As I sit there, perched near the trail’s pinnacle, I enjoy a soothing breeze and the magnificent silence that accompanies the stunning scenery of the Rocky Mountains from an altitude of more than 9,000 feet. At this moment, I find validation in my decision to come here—to relocate more than 1,600 west of my longtime home.
Lifestyle has been an important motivator in my decision to move to Colorado. From the gentle terrain of the Colorado Front Range to the rugged incline of its mountains, the state provides a diverse playground for anyone with a passion for outdoor activities. Beautiful weather conditions for my first full weekend here prompts me to attempt my initial hike as a resident.

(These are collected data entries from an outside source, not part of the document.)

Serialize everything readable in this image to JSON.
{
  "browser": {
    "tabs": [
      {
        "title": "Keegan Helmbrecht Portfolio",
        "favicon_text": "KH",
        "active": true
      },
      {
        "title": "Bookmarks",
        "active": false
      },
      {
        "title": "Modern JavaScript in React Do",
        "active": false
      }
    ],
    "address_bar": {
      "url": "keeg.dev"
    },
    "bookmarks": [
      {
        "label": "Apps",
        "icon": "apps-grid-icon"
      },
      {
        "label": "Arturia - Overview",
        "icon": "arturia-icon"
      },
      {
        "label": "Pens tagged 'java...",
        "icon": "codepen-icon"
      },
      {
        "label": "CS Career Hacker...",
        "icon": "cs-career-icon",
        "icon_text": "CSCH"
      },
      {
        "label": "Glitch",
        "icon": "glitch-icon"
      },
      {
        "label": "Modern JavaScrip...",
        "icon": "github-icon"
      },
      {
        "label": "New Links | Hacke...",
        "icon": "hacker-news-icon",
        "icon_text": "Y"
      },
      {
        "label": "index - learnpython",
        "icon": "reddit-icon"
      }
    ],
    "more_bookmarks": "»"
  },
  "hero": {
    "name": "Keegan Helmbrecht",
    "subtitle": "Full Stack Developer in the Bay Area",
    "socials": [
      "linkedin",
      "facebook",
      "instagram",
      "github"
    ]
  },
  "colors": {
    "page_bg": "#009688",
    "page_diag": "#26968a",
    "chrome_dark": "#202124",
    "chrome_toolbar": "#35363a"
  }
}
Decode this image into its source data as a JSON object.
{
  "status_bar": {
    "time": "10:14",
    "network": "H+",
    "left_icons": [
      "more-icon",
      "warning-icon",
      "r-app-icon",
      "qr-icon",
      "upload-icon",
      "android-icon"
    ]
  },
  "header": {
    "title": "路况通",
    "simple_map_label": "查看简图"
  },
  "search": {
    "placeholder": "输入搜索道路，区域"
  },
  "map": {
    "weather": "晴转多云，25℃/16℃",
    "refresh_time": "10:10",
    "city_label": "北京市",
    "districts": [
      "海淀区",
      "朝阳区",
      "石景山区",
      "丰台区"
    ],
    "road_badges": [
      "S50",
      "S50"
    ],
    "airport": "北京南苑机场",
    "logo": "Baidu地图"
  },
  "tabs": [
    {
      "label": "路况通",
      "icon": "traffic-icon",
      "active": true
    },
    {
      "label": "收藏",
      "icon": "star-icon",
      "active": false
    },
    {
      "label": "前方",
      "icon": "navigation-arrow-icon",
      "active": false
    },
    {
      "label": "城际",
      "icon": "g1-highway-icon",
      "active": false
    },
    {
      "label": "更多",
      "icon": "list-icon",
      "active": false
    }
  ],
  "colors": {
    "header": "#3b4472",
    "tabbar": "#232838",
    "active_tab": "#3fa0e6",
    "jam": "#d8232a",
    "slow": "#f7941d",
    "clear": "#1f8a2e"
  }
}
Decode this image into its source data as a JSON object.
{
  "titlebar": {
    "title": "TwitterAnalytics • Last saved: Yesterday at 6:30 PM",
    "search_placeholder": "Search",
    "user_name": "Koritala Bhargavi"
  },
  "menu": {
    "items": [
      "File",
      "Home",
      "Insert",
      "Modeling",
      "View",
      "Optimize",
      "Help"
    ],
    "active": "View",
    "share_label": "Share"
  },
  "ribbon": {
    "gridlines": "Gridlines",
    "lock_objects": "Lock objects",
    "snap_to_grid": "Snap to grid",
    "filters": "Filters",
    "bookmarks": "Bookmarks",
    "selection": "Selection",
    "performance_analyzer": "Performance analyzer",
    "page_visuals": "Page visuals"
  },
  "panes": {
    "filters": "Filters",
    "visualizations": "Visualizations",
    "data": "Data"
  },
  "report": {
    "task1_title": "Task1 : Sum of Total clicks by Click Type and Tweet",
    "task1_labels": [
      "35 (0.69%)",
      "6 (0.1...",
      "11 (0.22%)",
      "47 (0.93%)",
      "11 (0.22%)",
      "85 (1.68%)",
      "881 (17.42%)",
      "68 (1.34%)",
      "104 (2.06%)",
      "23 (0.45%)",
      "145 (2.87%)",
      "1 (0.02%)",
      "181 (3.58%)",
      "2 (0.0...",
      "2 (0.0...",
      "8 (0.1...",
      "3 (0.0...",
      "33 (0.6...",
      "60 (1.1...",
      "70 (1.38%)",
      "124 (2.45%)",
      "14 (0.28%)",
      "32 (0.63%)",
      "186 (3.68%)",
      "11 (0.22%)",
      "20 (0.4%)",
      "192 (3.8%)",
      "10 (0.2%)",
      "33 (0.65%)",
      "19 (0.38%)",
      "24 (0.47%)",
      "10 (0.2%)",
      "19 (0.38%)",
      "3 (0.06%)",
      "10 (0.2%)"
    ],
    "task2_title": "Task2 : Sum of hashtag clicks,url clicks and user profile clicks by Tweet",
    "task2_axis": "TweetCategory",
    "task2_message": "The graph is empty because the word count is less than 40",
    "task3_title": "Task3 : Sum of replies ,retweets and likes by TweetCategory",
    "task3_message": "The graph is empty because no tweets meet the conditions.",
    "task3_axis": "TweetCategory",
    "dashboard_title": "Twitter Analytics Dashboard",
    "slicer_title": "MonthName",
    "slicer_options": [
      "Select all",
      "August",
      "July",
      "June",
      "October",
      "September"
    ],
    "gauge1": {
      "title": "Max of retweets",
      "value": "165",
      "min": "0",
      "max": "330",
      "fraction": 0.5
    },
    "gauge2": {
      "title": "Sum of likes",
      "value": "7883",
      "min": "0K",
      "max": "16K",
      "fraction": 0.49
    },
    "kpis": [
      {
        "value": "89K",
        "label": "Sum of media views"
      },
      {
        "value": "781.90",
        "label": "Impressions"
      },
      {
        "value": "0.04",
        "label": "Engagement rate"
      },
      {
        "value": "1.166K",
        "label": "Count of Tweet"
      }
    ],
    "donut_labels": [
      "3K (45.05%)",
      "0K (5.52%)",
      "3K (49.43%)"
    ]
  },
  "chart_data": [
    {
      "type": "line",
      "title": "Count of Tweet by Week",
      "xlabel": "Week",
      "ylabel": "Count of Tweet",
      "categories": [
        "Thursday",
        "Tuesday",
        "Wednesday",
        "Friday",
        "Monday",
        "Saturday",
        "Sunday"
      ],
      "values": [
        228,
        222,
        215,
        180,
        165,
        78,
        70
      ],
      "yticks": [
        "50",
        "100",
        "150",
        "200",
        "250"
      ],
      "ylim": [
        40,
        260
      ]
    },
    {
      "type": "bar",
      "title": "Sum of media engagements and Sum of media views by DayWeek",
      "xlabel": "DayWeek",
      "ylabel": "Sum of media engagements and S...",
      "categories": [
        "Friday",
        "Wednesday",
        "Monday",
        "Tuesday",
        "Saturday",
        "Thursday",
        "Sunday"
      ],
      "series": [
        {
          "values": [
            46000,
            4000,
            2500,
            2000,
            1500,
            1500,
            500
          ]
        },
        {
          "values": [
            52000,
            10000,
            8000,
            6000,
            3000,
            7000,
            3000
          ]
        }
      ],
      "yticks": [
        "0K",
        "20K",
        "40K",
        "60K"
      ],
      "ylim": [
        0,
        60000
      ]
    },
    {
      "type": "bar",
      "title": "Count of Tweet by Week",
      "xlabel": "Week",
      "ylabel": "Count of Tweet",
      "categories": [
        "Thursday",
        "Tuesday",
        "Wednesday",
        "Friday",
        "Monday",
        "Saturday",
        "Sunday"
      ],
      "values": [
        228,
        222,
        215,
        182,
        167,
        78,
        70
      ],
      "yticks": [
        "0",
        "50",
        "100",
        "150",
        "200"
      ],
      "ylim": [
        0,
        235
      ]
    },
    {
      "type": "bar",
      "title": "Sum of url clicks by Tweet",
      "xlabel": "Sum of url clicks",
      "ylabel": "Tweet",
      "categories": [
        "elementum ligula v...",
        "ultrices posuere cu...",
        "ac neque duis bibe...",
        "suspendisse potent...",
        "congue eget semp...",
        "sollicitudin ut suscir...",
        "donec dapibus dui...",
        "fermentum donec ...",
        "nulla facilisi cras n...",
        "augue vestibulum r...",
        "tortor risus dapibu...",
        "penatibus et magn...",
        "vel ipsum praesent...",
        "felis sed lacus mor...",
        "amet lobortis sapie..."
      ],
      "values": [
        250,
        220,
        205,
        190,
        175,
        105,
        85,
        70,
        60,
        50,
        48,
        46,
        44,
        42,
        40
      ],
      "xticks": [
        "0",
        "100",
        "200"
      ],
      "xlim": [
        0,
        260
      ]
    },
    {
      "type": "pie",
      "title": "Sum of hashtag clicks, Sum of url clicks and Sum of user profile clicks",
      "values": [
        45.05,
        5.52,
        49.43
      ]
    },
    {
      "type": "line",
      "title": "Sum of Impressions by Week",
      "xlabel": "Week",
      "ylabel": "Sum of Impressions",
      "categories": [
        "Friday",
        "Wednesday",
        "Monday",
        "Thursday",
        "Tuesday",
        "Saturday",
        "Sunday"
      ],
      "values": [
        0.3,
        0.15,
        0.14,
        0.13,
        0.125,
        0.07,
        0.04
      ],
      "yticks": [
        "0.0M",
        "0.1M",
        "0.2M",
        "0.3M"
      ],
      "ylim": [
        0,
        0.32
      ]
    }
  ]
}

I find my way to Golden Gate Canyon State Park despite relatively heavy traffic that wound its way through many of the mountain communities. Fall foliage is a primary draw for many, as the aspen trees are reaching their bright yellow peak.
So as I begin to walk the 4.5-mile route of Burro Trail, I find ample opportunity to reflect on the changes I have encountered over the past week.
I think about the new job with the University of Colorado. My appointment as director of communications and alumni relations for the Leeds School of Business provided the ticket here, but the job represents more than an income. I expect it to be a source of personal and professional fulfillment.
“So we haven’t scared you off yet?” I recall Melanie Sidwell asking me. Leeds’ assistant director of media communications pleasantly directed her question as I prepared to exit the office late Friday afternoon.
“Hardly,” I replied with a smile.
Melanie, along with Sarah Martens, associate director of alumni relations, and Lauren Seaton, assistant director of multimedia productions, have been an amazing force—holding things together in the absence of a director and, now that I’m onboard, making me feel completely welcome. They are doing everything possible to set me up for success, and I am grateful to have them as colleagues. The job, I conclude, is a source of strength.
But as I continue the hike, my thoughts wander to evenings encountered after work, returning to a near-empty apartment and struggling with the realization of I what I left behind. I occasionally get homesick and, in my darker moments, struggling with a nagging uncertainty that makes me wonder, “Why did I do this?”
Movers are scheduled to bring the remainder of my things to the apartment next weekend, so my comfort and a general sense of belonging will undoubtedly improve. But I confess that living conditions, as they stand now, remain a source of weakness.
I never doubted the challenges associated with moving far away, but I hold firm in my ability to overcome occasionally waves of uncertainty. And as I sit at my trial-side perch, I feel validated—pledging to stay grounded, take each day as it comes and keep my focus on the broader landscape.
Where better than the mountains to commit to such a perspective?
P.S. I had hoped to share photos from my hike but accidentally blew them away while syncing my new iPhone with my laptop. Clearly I’m also not in sync.